Although interest rates are indeed rising, both Harper and Sonnabend point out that they are still lower than they’ve been many times in recent history and that there are plenty of lender investors who are interested in the hotel space.

Sonnabend, who describes PMZ as “exceptionally busy” now, expects the level of activity to be even higher this year than in 2019 due to pent-up demand. “Our clients have needed the money during the last couple of years, but now that hotel performance is better, potential lenders and investors are more comfortable, so there’s more of an appetite among those writing the checks to actually make loans and investments.”

Harper says activity is definitely picking up at Stonehill as well, which he says is particularly “bullish” on new-construction lending despite rising construction costs due both to increases in wages and materials. “We like that when they’re newly built, you’ve got the newest, nicest collateral.”

The Road Ahead

Harper expects the lending environment to be challenged in the near term, although there will continue to be capital in the space. “It will take time for the scars to heal; a lot of lenders were burned through the pandemic, so they’re not diving head-first back into hotel lending, or if they are, they’re not providing the same leverage or terms that they were pre-pandemic.”

Sonnabend believes the travel business will improve—even within the corporate segment—mainly because people like to travel and gather.
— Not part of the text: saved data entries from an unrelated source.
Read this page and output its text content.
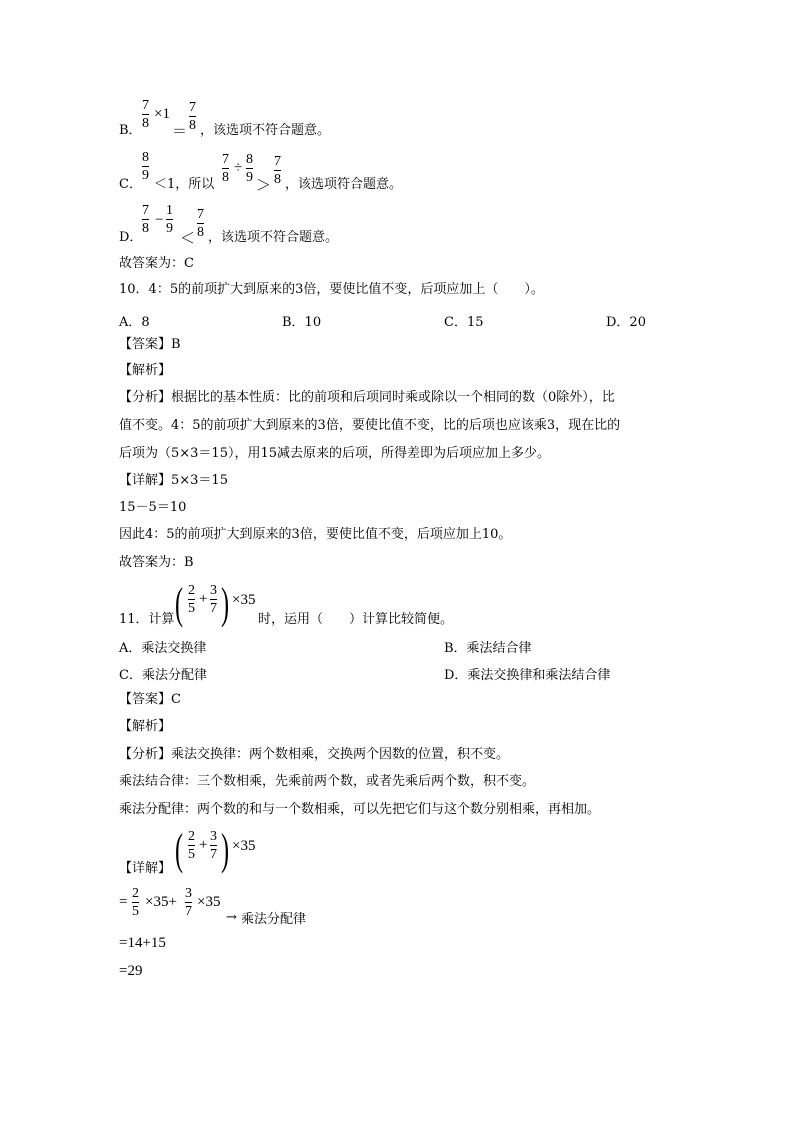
B．
7
8
×1
＝
7
8 ，该选项不符合题意。
C．
8
9
＜1，所以
7
8
÷
8
9
＞
7
8 ，该选项符合题意。
D．
7
8
−
1
9
＜
7
8 ，该选项不符合题意。
故答案为：C
10．4：5的前项扩大到原来的3倍，要使比值不变，后项应加上（　　）。
A．8	B．10	C．15	D．20
【答案】B
【解析】
【分析】根据比的基本性质：比的前项和后项同时乘或除以一个相同的数（0除外），比
值不变。4：5的前项扩大到原来的3倍，要使比值不变，比的后项也应该乘3，现在比的
后项为（5×3＝15），用15减去原来的后项，所得差即为后项应加上多少。
【详解】5×3＝15
15－5＝10
因此4：5的前项扩大到原来的3倍，要使比值不变，后项应加上10。
故答案为：B
11．计算 ( 2
5
+
3
7 ) ×35
时，运用（　　）计算比较简便。
A．乘法交换律	B．乘法结合律
C．乘法分配律	D．乘法交换律和乘法结合律
【答案】C
【解析】
【分析】乘法交换律：两个数相乘，交换两个因数的位置，积不变。
乘法结合律：三个数相乘，先乘前两个数，或者先乘后两个数，积不变。
乘法分配律：两个数的和与一个数相乘，可以先把它们与这个数分别相乘，再相加。
【详解】 ( 2
5
+
3
7 ) ×35
=
2
5
×35+
3
7
×35
→ 乘法分配律
=14+15
=29
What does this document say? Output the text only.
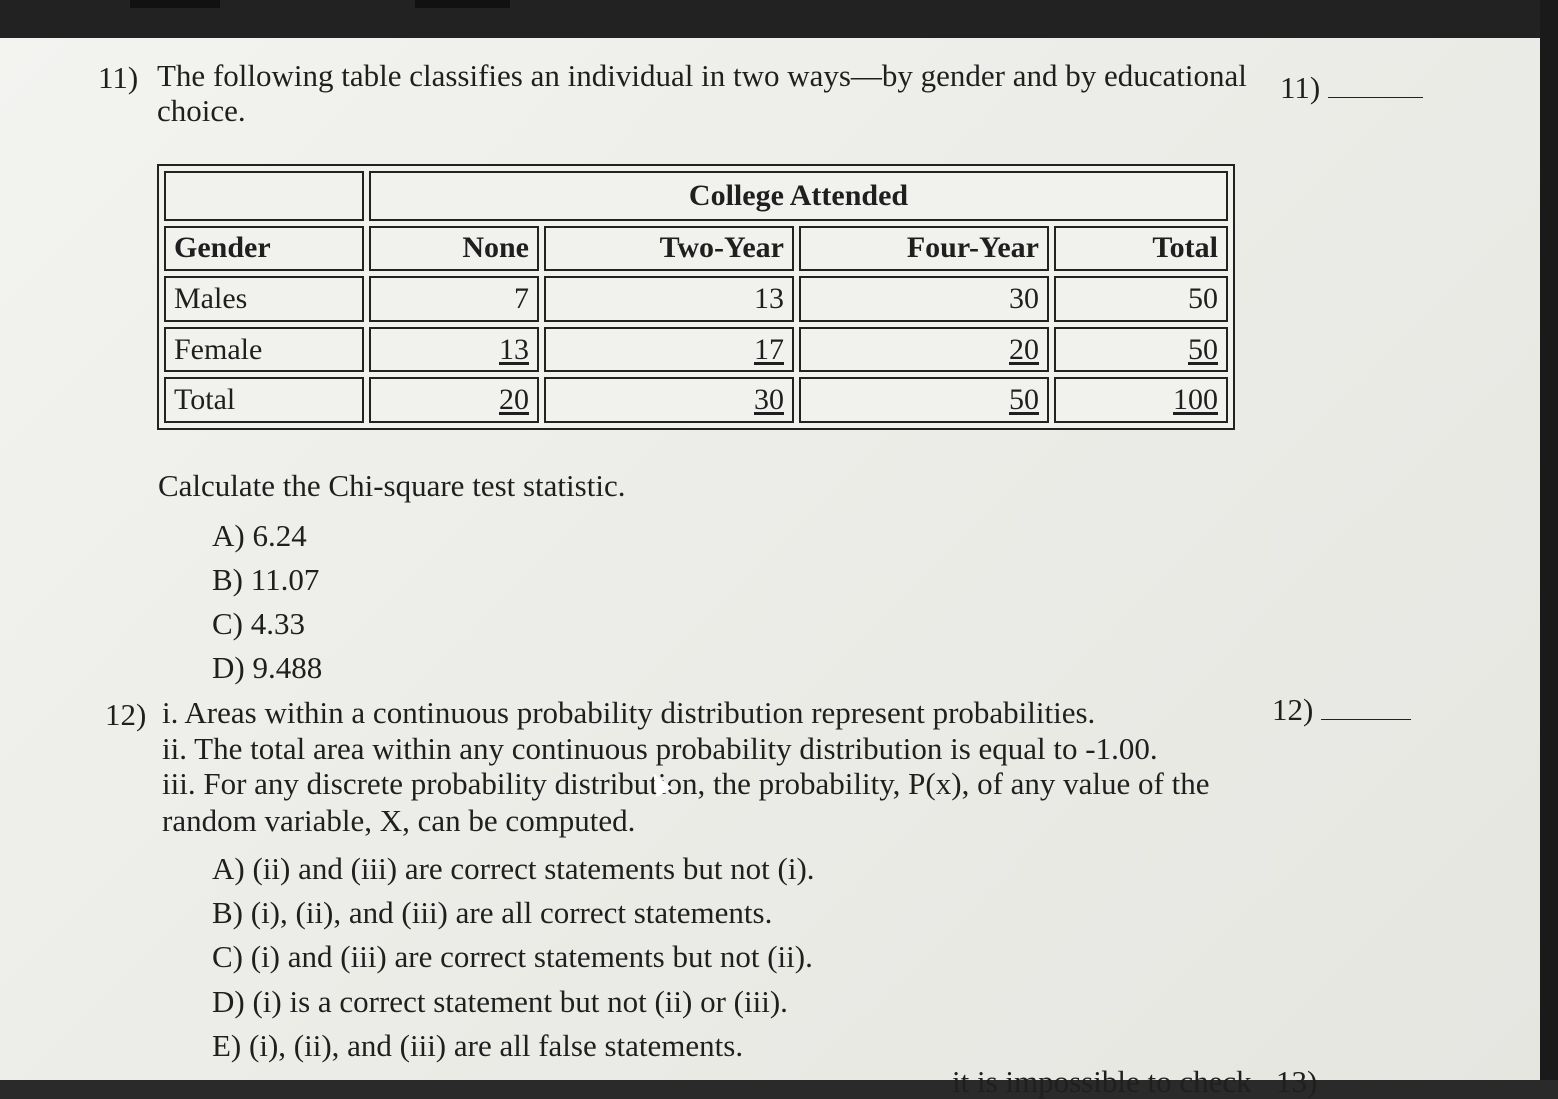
11) The following table classifies an individual in two ways—by gender and by educational
choice.
11)
	College Attended			
Gender	None	Two-Year	Four-Year	Total
Males	7	13	30	50
Female	13	17	20	50
Total	20	30	50	100
Calculate the Chi-square test statistic.
A) 6.24
B) 11.07
C) 4.33
D) 9.488
12) i. Areas within a continuous probability distribution represent probabilities.
ii. The total area within any continuous probability distribution is equal to -1.00.
iii. For any discrete probability distribution, the probability, P(x), of any value of the
random variable, X, can be computed.
12)
A) (ii) and (iii) are correct statements but not (i).
B) (i), (ii), and (iii) are all correct statements.
C) (i) and (iii) are correct statements but not (ii).
D) (i) is a correct statement but not (ii) or (iii).
E) (i), (ii), and (iii) are all false statements.
it is impossible to check 13)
Yet, he also thinks there will be adaptations. “I think that some hotels will be switched to different uses, which will keep the supply down. We’ve already seen lots of conversions of hotel to residential, and I think you’ll see more of that, especially in center city locations.”

Sonnabend expects drive-to markets to remain strong as travelers continue to stick closer to home. “While people are flying more, neither leisure nor business travelers have been flying as much.” For this reason, he says, lenders have been interested in assets that have a drive-to capability. He also mentions how consumer demand for soft-branded hotels has correlated to investor desire to finance them. “Guests like to stay somewhere that has some type of story while knowing that it’s still affiliated with a brand where they can earn and redeem their points. Investors, too, like the flexibility of having that brand affiliation without having to adhere to standards as in a lot of core brands.”

Advice to Loan Seekers

Sonnabend’s advice to those in the market for financing is basically to be reasonable and realistic about their own needs and expectations. Noting that many franchisors are now requiring that owners invest more in their properties, he says, “Hotels require a lot of investment, and owners don’t always plan effectively for that. You have to take a step back and be rational about your expectations of what your hotel is, what you’re projecting for the economics of the deal, and what you’re projecting for the capital side of the deal.”
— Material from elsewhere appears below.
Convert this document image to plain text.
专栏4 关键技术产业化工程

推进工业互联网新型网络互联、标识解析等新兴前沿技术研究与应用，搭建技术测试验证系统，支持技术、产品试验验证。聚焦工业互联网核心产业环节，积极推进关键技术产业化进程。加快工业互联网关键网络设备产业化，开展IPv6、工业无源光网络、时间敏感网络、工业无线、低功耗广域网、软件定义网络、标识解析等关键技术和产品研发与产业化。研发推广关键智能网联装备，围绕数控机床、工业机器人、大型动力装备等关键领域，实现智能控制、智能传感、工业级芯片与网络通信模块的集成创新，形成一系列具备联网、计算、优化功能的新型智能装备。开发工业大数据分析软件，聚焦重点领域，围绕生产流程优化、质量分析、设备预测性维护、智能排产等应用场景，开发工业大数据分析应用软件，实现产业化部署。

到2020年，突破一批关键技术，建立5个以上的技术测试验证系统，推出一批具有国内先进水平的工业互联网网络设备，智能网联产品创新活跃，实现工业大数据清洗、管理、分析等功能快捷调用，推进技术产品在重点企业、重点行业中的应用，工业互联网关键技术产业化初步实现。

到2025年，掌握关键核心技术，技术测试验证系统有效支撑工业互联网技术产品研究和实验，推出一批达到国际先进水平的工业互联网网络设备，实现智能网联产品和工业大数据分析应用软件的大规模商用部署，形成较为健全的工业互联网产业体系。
Harper’s advice to hoteliers seeking financing correlates to his “know thy counterparty” rule. “Beyond being able to provide the latest and most complete information about the asset, they need to have good credit, a good track record, and a good reputation in terms of their integrity. This is not a huge industry. The borrower that did the right thing through COVID will have a leg up on anyone who gave back assets or walked away from things during the pandemic.”